- Mud Lake Mud Lake
- Coordinates: 48°19′26″N 95°54′48″W﻿ / ﻿48.32389°N 95.91333°W
- Country: United States
- State: Minnesota
- County: Marshall

Area
- • Total: 36 sq mi (93 km^{2})
- • Land: 31 sq mi (81 km^{2})
- • Water: 4.6 sq mi (12 km^{2})
- Elevation: 1,145 ft (349 m)

Population (2020)
- • Total: 0
- • Density: 0/sq mi (0/km^{2})
- Time zone: UTC-6 (Central (CST))
- • Summer (DST): UTC-5 (CDT)
- GNIS feature ID: 665062

= Mud Lake, Minnesota =

Unorganized territory in Minnesota, United States

Mud Lake is an unorganized territory located in Marshall County, Minnesota, United States.
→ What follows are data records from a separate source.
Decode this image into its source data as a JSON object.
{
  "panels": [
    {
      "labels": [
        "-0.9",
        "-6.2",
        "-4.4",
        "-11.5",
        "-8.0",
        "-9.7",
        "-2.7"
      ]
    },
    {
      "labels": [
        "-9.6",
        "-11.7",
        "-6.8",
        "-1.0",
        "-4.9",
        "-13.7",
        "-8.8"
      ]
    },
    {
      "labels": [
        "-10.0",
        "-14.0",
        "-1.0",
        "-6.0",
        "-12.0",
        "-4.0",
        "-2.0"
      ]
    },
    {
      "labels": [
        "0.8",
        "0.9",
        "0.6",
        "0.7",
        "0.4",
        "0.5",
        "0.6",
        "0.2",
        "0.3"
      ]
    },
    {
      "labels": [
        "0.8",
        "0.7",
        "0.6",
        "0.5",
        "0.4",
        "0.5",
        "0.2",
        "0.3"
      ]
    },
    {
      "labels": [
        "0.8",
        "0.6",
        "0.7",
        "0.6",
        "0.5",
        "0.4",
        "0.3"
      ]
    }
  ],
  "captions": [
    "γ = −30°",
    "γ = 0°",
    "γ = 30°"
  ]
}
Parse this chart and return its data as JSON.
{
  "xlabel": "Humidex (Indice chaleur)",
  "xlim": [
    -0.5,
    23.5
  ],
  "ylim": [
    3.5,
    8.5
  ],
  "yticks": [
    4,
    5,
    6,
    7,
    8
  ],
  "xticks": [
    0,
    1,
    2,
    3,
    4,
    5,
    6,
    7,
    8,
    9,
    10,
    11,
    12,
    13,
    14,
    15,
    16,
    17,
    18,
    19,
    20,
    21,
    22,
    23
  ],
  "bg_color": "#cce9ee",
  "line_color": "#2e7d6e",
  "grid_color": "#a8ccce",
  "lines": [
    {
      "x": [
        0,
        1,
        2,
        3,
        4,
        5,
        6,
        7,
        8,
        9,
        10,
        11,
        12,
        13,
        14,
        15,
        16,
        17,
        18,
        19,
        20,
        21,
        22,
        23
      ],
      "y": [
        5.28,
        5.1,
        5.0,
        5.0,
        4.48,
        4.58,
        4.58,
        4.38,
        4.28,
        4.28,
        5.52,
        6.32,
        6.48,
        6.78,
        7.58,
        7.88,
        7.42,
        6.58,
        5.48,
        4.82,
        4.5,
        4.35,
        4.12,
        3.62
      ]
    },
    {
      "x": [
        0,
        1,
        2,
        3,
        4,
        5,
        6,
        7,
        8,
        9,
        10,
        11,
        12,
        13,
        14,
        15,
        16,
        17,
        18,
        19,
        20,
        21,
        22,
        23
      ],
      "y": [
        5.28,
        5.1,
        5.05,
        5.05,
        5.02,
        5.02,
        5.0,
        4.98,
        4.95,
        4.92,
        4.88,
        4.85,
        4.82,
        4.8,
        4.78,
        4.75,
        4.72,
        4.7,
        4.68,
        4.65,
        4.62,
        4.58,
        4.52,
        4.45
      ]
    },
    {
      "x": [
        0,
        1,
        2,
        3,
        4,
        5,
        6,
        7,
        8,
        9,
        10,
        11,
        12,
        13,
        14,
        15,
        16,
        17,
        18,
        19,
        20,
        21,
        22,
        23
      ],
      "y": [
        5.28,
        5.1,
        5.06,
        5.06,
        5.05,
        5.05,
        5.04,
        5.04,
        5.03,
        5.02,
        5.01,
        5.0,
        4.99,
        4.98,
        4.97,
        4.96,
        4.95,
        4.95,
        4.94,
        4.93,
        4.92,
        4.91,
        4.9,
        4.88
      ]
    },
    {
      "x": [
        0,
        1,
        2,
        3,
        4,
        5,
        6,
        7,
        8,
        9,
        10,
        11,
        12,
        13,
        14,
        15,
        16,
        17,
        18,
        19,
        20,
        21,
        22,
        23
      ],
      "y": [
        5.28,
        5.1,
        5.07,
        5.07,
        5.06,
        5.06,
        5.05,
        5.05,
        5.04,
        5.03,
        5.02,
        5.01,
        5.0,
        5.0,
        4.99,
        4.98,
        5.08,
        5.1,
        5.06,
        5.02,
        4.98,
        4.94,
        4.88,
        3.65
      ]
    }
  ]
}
In all censuses since 2000, the unorganized territory recorded a population of 0.

==History==
Mud Lake was organized as Mud Lake Township, and named for a former lake that has since been drained.

== Geography ==
According to the United States Census Bureau, the unorganized territory has a total area of 36.0 mi2, of which 31.3 mi2 is land and 4.7 mi2 (13.03%) is water.

== Demographics ==
As of the census of 2000, there were no people living in the unorganized territory.